I am currently taken an edX course, which is becoming one of my favorite online platforms, along with coursera. This time it is “Data Analysis for Genomics”, conducted by Rafael Irizarry, you might know him by his indispensable Simply Statistics blog. The course has just started, but so far the feeling is really good. It has been through this course that I have found about a new package by the great Hadley Wickhamdplyr. It is meant to work exclusively with data frames and provides some improvements over his previous plyr package.
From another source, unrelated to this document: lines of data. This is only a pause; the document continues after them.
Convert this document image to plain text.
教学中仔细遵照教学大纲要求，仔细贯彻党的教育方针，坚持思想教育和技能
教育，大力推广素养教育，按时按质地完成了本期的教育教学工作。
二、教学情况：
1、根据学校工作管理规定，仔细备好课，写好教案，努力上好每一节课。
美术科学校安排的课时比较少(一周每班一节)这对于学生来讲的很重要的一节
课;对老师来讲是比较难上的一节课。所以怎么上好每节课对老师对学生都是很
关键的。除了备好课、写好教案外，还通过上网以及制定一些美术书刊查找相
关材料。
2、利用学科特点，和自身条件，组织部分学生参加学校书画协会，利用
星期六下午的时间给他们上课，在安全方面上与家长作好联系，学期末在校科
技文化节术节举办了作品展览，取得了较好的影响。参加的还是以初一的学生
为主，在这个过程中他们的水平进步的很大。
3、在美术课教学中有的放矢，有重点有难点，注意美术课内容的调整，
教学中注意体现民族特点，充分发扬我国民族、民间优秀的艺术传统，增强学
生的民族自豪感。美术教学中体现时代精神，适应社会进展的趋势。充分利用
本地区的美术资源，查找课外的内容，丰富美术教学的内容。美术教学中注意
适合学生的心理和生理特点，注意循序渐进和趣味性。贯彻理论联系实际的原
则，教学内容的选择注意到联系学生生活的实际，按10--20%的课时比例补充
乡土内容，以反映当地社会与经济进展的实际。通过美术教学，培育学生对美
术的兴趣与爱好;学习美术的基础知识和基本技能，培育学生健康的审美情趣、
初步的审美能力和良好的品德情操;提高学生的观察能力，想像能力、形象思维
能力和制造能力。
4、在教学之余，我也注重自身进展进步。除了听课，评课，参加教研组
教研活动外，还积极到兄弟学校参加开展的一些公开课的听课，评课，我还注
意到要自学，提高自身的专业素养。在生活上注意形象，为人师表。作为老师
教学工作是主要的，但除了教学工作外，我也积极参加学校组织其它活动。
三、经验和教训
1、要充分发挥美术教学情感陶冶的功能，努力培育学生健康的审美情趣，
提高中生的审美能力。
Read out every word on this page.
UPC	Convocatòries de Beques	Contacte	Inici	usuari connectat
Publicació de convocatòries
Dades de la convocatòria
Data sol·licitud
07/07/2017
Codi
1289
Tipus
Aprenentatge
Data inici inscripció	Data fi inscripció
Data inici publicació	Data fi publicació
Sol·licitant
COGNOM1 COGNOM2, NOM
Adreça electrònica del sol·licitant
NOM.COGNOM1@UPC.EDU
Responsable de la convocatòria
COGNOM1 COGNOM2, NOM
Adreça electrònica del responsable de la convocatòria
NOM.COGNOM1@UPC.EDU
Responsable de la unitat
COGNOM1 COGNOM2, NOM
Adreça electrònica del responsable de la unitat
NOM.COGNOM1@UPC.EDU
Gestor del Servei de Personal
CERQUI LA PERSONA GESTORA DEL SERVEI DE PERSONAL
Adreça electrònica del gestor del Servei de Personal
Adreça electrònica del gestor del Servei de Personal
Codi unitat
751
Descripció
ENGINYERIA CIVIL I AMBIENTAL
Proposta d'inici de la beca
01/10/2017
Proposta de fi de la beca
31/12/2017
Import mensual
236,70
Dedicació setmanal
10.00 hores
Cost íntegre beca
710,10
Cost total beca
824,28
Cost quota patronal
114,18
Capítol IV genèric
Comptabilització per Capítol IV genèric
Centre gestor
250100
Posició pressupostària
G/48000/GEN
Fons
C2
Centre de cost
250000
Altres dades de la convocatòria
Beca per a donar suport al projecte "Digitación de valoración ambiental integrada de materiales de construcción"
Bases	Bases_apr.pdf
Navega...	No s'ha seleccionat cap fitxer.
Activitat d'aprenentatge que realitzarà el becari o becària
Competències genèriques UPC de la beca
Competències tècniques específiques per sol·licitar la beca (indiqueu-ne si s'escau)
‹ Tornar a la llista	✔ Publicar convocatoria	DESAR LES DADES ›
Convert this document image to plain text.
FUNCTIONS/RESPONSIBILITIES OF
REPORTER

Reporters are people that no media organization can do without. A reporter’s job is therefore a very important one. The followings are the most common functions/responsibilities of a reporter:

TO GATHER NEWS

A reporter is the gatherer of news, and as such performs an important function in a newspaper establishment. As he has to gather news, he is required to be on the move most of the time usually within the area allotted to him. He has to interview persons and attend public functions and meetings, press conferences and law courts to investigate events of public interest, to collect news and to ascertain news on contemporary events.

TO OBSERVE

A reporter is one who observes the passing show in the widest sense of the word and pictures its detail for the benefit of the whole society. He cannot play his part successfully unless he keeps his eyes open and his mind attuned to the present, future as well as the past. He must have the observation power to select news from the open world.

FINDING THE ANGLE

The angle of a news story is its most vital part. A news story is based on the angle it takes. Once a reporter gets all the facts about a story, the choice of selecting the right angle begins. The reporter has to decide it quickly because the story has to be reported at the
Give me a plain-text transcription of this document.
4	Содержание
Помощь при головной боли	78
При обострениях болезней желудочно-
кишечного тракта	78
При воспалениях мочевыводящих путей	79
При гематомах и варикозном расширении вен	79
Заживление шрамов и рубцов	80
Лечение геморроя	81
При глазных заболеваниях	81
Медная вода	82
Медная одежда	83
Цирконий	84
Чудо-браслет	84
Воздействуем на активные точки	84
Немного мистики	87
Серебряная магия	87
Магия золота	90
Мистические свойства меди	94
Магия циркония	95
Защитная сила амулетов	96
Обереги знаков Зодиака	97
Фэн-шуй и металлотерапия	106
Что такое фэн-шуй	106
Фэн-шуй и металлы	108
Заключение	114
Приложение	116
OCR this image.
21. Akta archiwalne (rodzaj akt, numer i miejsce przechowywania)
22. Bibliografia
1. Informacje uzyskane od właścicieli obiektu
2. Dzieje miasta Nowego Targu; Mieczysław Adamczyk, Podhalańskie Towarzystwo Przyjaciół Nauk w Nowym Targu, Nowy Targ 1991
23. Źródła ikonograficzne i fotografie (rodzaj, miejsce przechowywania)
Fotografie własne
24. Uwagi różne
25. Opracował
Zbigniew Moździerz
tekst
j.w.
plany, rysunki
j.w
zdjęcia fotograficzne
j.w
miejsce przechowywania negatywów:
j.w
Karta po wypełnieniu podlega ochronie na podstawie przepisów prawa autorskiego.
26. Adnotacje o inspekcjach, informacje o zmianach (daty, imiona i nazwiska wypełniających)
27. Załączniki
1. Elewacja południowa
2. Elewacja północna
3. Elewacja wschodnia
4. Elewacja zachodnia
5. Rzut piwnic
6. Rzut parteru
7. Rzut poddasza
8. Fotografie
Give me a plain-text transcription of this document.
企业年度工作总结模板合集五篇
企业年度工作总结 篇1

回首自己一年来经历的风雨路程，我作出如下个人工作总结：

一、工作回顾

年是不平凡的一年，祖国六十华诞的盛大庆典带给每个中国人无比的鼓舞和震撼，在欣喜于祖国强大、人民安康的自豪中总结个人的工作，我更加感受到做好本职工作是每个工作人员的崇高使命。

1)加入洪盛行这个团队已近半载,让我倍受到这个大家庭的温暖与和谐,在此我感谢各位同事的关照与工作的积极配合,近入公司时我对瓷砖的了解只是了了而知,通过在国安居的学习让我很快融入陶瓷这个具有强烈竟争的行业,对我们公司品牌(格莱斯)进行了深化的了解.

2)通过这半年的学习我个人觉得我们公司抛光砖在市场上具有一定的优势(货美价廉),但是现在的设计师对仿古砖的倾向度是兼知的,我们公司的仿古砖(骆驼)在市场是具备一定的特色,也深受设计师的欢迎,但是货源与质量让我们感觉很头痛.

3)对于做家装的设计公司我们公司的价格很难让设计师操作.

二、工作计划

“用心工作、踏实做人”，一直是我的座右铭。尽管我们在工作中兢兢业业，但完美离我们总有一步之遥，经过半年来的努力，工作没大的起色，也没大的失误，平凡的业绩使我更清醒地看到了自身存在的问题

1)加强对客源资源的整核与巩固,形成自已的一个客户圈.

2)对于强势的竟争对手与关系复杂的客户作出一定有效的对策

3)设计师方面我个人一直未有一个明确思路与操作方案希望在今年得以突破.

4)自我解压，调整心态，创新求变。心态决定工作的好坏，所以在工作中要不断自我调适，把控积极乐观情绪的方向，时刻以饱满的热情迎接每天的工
As I spend quite a bit of time working with this kind of data, and having written a post some time ago about how to handle multiple data frames with the plyr package, I find it fair to update on this one. Besides I think it is extremely useful, and I have already incorporated some of its functions to my daily routine.

This package is meant to work with data frames and not with vectors like the base functions. Its functionalities might replace the ddply function in plyr package (one thing to mention is that is not possible to work with lists yet –as far as I know-). Four functions: filter( ) – instead of subset- , arrange( ) –instead of sort -, select( ) –equivalent to using select argument in subset function-, and mutate( ) – instead of transform- are, in my opinion, reason enough to move to this package. You can check here some examples on using these functions. The syntax is clearly improved and the code gets much neater, no doubt about it.

Two other essential functions are group_by( ) that allows to group the data frame by one or several variables and summarise( ) for calculating summary statistics on grouped data.

You can find general information about the package at the rstudio blog or several other blogs talking about its goodness, here or here.

Not to mention its other great advantage, the speed, not a minor issue for those of us who work with extremely large data frames. Several speed tests have been perfomed (here and here),( and it seems to clearly outperform the speed of plyr or data.table packages***).

 

I am so glad to have found it… I hope you will be too!

 

***Additional speed tests results will be published soon since this statement might be wrong.